I would be guided by the Funeral Home in your place I think.
I saw my dad just after he died, and was reassured by how it wasn't him. It really wasn't, though I can't place why - because he looked the same. He was just gone.
I think the advice of holding his hand is good, see how you feel and take it from there.
I am so sorry for your loss x
Thank you everyone for your replies. I have the funeral director coming to the house this afternoon and I think I'll chat to him about it. Holding his hand sounds like a good idea as a part of me doesn't even know if it's really him inside the coffin.
It's my boys I'm thinking about but maybe if I see him first I can make a decision as to whether they should go. My dad died 18 months ago. I was with him when he died and it was traumatic so seeing him later was a good thing as he looked so much like his old self. I was with my husband as he died by my side in bed and looked very peaceful, he just seems to have died in his sleep. He's had a PM and it was a sudden heart attack with no previous symptoms which is why it is such a shock for us all.
My husband always believed in seeing his relatives after they'd died and I know if it was me he would do.

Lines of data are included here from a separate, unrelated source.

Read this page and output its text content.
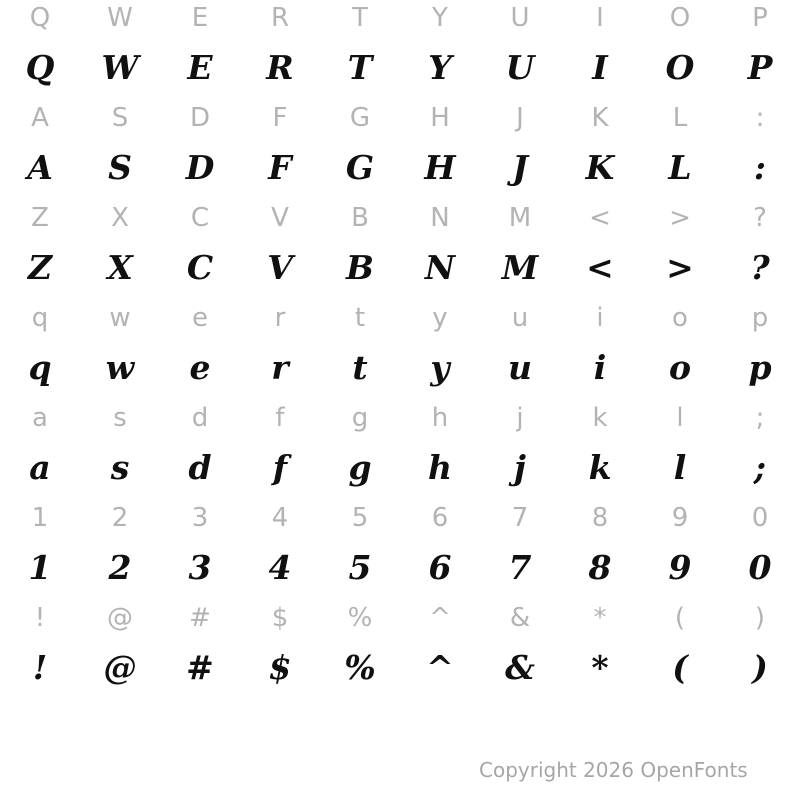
Q	W	E	R	T	Y	U	I	O	P
Q	W	E	R	T	Y	U	I	O	P
A	S	D	F	G	H	J	K	L	:
A	S	D	F	G	H	J	K	L	:
Z	X	C	V	B	N	M	<	>	?
Z	X	C	V	B	N	M	<	>	?
q	w	e	r	t	y	u	i	o	p
q	w	e	r	t	y	u	i	o	p
a	s	d	f	g	h	j	k	l	;
a	s	d	f	g	h	j	k	l	;
1	2	3	4	5	6	7	8	9	0
1	2	3	4	5	6	7	8	9	0
!	@	#	$	%	^	&	*	(	)
!	@	#	$	%	^	&	*	(	)
Copyright 2026 OpenFonts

Thank you for your support x
Could you take a good friend with you. Someone quite practical who didn't know your dh and is willing. They could possibly check first and tell you if they think it would upset you too much.
I'm sorry for your loss x
Thank you, that's a good idea. I've just spoken to my dh's GP and he thinks that if I don't see him I might always regret it. The funeral director just says he's very pale as the embalming process in Spain is very different to here. I'll speak to him this pm before I make my decision.
Just very pale doesn't sound so bad really. All the best to you and your Son's.
My dad died before I was born and my heavily pregnant mum wasn't able to be with him in time. She regretted seeing him after he had died because he had gone. It wasn't him anymore and I think it took a while for her to put aside the image of him when he had died and concentrate on happier times.
I'm sorry for your loss and hope you manage to make a decision. It must be terribly difficult to know what to do.